Orders and Borders

This past weekend I had the good fortune to be able to attend the Second Conference on Emergent Order and Society held in Portsmouth, NH. The term “conference” doesn’t really characterise the format – it is more akin to a colloquium where the emphasis is on genuine discussion and conversation in an intimate group (18 in all) comprised of thinkers from around the world, from different disciplines with very different perspectives – all loosely bound by an interest in and appreciation of spontaneous orders. This must rate as the most memorable intellectual encounter I’ve ever experienced. And beyond the sessions, the conviviality was superb.

The papers will appear in a newly founded online journal over the course of the next few months. The call for papers ran as follows:

We seek original work in four basic areas:

1. Exploring the relations between emergent (spontaneous) orders and the instrumental organizations within them. For example, the relationship of corporations to the market, political parties to democracies, or schools of thought to science. To what degree are they benign, mutually beneficial, or conflicting?

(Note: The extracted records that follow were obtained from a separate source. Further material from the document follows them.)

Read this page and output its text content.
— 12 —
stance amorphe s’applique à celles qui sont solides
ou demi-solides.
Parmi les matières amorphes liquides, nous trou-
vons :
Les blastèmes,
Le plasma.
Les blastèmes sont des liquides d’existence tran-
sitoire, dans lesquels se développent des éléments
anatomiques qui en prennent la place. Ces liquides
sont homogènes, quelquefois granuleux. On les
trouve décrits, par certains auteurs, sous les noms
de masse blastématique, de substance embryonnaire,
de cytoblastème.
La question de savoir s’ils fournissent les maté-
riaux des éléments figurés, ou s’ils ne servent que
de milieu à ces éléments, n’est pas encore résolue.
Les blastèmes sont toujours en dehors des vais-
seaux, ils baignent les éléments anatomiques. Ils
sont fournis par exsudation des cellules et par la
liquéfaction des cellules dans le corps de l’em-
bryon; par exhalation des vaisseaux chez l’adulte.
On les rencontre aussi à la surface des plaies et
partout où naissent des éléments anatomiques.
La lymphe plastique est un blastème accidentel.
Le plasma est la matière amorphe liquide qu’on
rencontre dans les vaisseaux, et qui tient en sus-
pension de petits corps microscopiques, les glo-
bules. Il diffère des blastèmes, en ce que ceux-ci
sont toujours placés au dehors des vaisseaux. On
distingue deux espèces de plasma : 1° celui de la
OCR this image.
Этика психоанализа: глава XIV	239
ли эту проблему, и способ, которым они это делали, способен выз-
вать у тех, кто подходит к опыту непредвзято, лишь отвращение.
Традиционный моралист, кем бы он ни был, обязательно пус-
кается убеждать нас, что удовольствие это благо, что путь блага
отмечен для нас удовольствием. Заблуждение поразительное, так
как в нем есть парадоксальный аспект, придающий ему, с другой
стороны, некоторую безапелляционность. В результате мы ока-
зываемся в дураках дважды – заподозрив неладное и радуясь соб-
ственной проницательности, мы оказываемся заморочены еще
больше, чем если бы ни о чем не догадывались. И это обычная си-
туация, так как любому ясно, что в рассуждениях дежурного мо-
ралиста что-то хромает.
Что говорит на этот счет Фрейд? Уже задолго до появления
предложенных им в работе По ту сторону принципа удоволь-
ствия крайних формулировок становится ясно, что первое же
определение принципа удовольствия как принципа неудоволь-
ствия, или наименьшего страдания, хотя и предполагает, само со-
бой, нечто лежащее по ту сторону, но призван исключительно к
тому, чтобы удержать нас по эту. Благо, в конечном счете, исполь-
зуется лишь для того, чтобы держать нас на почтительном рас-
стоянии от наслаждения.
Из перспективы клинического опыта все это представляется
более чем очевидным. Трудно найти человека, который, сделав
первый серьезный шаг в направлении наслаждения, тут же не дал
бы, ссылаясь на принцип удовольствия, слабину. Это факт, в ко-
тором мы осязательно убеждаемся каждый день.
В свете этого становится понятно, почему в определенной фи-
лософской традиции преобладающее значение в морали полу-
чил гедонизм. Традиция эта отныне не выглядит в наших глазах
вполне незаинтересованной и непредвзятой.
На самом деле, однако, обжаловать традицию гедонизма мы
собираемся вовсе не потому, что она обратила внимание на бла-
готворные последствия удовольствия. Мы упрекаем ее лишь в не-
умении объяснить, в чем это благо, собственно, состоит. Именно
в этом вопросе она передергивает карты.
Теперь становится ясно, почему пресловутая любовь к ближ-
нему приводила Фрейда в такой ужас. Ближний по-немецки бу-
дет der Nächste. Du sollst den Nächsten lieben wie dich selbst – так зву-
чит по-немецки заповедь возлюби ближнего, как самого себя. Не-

2. Exploring issues involving the intersection and overlapping of different emergent order processes. For example, how do science and the market influence one another? How do science and democracy influence one another? To what extent can these influences be regarded as beneficial, neutral, or disruptive?

3. Exploring organizations that straddle the borders of different emergent orders. For example, the mass media must be both economically viable by serving consumers and also able to inform citizens in a democracy. A fishery must be economically viable and maintain its ecological sustainability. Different emergent processes are coordinated by different rules biased towards different values. How do they interact?

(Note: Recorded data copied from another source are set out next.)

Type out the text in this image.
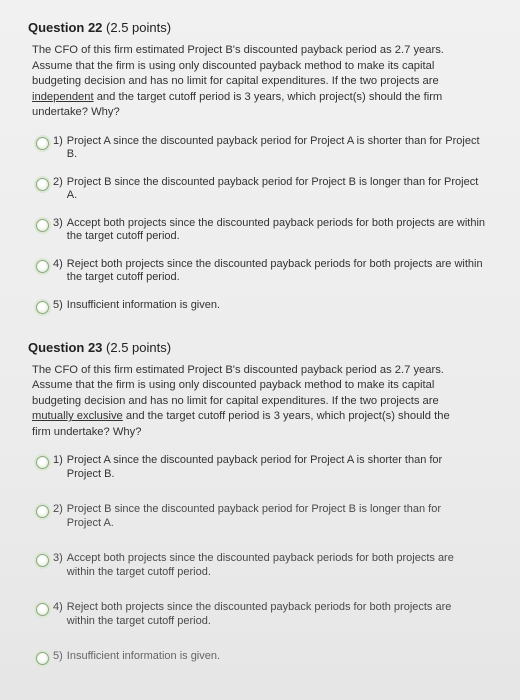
Question 22 (2.5 points)
The CFO of this firm estimated Project B's discounted payback period as 2.7 years. Assume that the firm is using only discounted payback method to make its capital budgeting decision and has no limit for capital expenditures. If the two projects are independent and the target cutoff period is 3 years, which project(s) should the firm undertake? Why?
1) Project A since the discounted payback period for Project A is shorter than for Project B.
2) Project B since the discounted payback period for Project B is longer than for Project A.
3) Accept both projects since the discounted payback periods for both projects are within the target cutoff period.
4) Reject both projects since the discounted payback periods for both projects are within the target cutoff period.
5) Insufficient information is given.
Question 23 (2.5 points)
The CFO of this firm estimated Project B's discounted payback period as 2.7 years. Assume that the firm is using only discounted payback method to make its capital budgeting decision and has no limit for capital expenditures. If the two projects are mutually exclusive and the target cutoff period is 3 years, which project(s) should the firm undertake? Why?
1) Project A since the discounted payback period for Project A is shorter than for Project B.
2) Project B since the discounted payback period for Project B is longer than for Project A.
3) Accept both projects since the discounted payback periods for both projects are within the target cutoff period.
4) Reject both projects since the discounted payback periods for both projects are within the target cutoff period.
5) Insufficient information is given.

4. Exploring issues involving the borders of disciplines studying emergent phenomena. The distinction between emergent orders and instrumental organizations arose independently of disciplinary boundaries and a theoretical approach making use of it cuts across traditional disciplinary boundaries. Thus much work in economics, anthropology, ecology, philosophy and sociology of science, and political science independently discovers and explores similar territory without benefiting from similar work elsewhere. How might we develop a paradigm of study that integrates these boundaries?